Content -v- Curiosity

Yesterday in a collaborative planning meeting we were discussing how giving students choices of what to research and how they present their findings, isn't necessarily the same as inquiry.  This reminded me of a chapter I was reading recently in Jon Bergmann and Aaron Sam's book Flipped Learning:  Gateway to Student Engagement where they write that the opportunity for students to follow their interests may be missing in many schools today:  "Teachers simply have too much content to cover.  Because of this they are reluctant to allow students choice in what to learn or how to learn."

One phrase that really stood out to me as I was reading was that education is about the intersection of content, curiosity and relationship - and that so many educational systems place the emphasis on content at the expense of the other two.  Recently I was co-leading an IB Continuum workshop on Flipping Classrooms in Singapore and this was certainly the feeling of many of the teachers there - that there is way too much content to cover and way too little flexibility.  One of the things that appealed to these teachers was that they could have the students cover the content at home, and then use the in-class time to have students extend their knowledge by following their curiosities and teachers could use this time to build relationships with their students.

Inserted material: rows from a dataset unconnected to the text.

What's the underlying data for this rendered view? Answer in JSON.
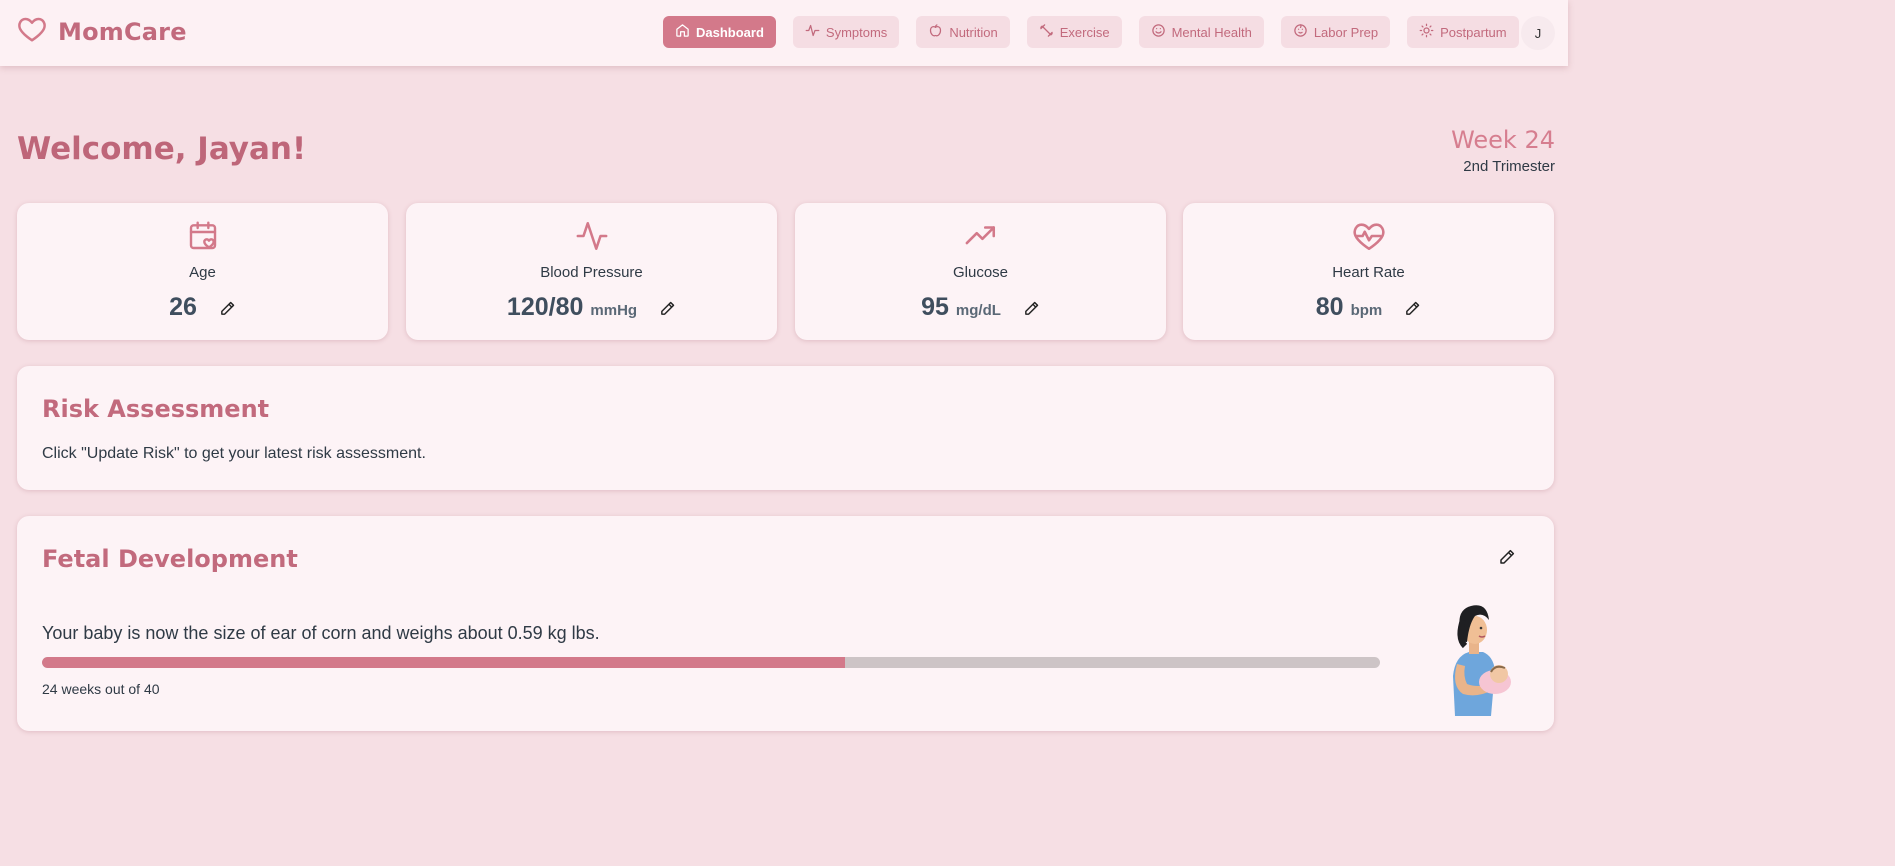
{
  "app": {
    "name": "MomCare"
  },
  "nav": {
    "items": [
      {
        "label": "Dashboard",
        "icon": "home-icon",
        "active": true
      },
      {
        "label": "Symptoms",
        "icon": "activity-icon",
        "active": false
      },
      {
        "label": "Nutrition",
        "icon": "apple-icon",
        "active": false
      },
      {
        "label": "Exercise",
        "icon": "dumbbell-icon",
        "active": false
      },
      {
        "label": "Mental Health",
        "icon": "smile-icon",
        "active": false
      },
      {
        "label": "Labor Prep",
        "icon": "baby-icon",
        "active": false
      },
      {
        "label": "Postpartum",
        "icon": "sun-icon",
        "active": false
      }
    ],
    "avatar_initial": "J"
  },
  "welcome": {
    "greeting": "Welcome, Jayan!"
  },
  "pregnancy": {
    "week": "Week 24",
    "trimester": "2nd Trimester"
  },
  "stats": [
    {
      "label": "Age",
      "value": "26",
      "unit": "",
      "icon": "calendar-heart-icon"
    },
    {
      "label": "Blood Pressure",
      "value": "120/80",
      "unit": "mmHg",
      "icon": "pulse-icon"
    },
    {
      "label": "Glucose",
      "value": "95",
      "unit": "mg/dL",
      "icon": "trending-up-icon"
    },
    {
      "label": "Heart Rate",
      "value": "80",
      "unit": "bpm",
      "icon": "heart-pulse-icon"
    }
  ],
  "risk": {
    "title": "Risk Assessment",
    "message": "Click \"Update Risk\" to get your latest risk assessment."
  },
  "fetal": {
    "title": "Fetal Development",
    "description": "Your baby is now the size of ear of corn and weighs about 0.59 kg lbs.",
    "progress_caption": "24 weeks out of 40",
    "progress_fraction": 0.6
  },
  "colors": {
    "accent": "#d3798a",
    "brand": "#c26a7d",
    "background": "#f6dfe4",
    "card": "#fdf3f6"
  }
}
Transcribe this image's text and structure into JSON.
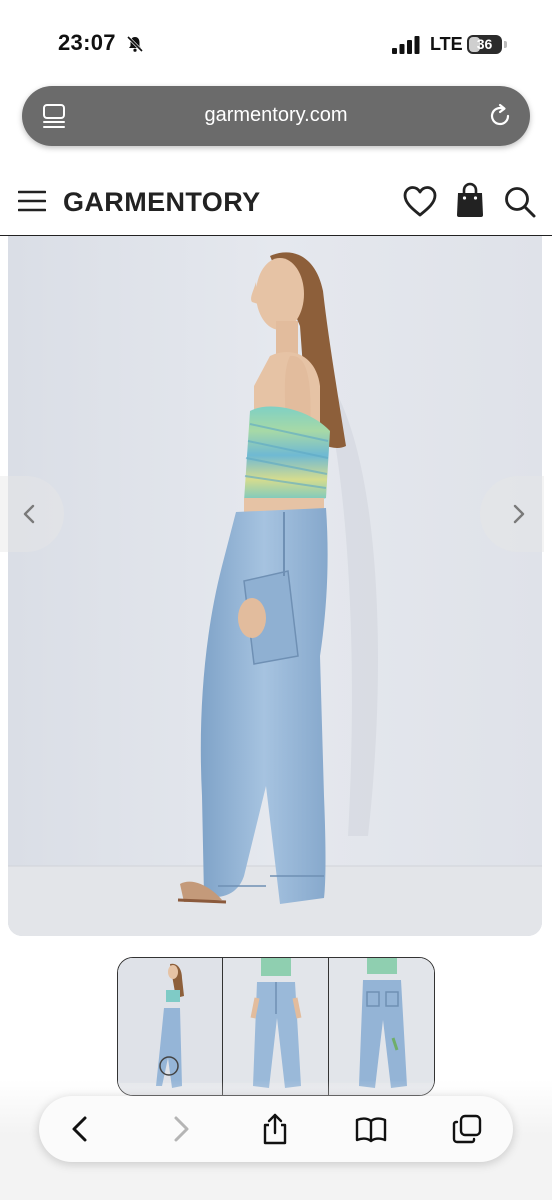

It's Teachers' Day in India today.  Teachers at my school received many tokens of appreciation from the parents and students they taught (and those they had taught in previous years).  These relationships are so important.  Jon and Aaron write:
Teaching is fundamentally a human interaction in which the passions and interests of the students are fanned to a flame.  Students realize that they need more from their teachers than mere content.  They need passionate, caring professionals who encourage them to pursue excellence.
Well said!  And Happy Teachers' Day everyone!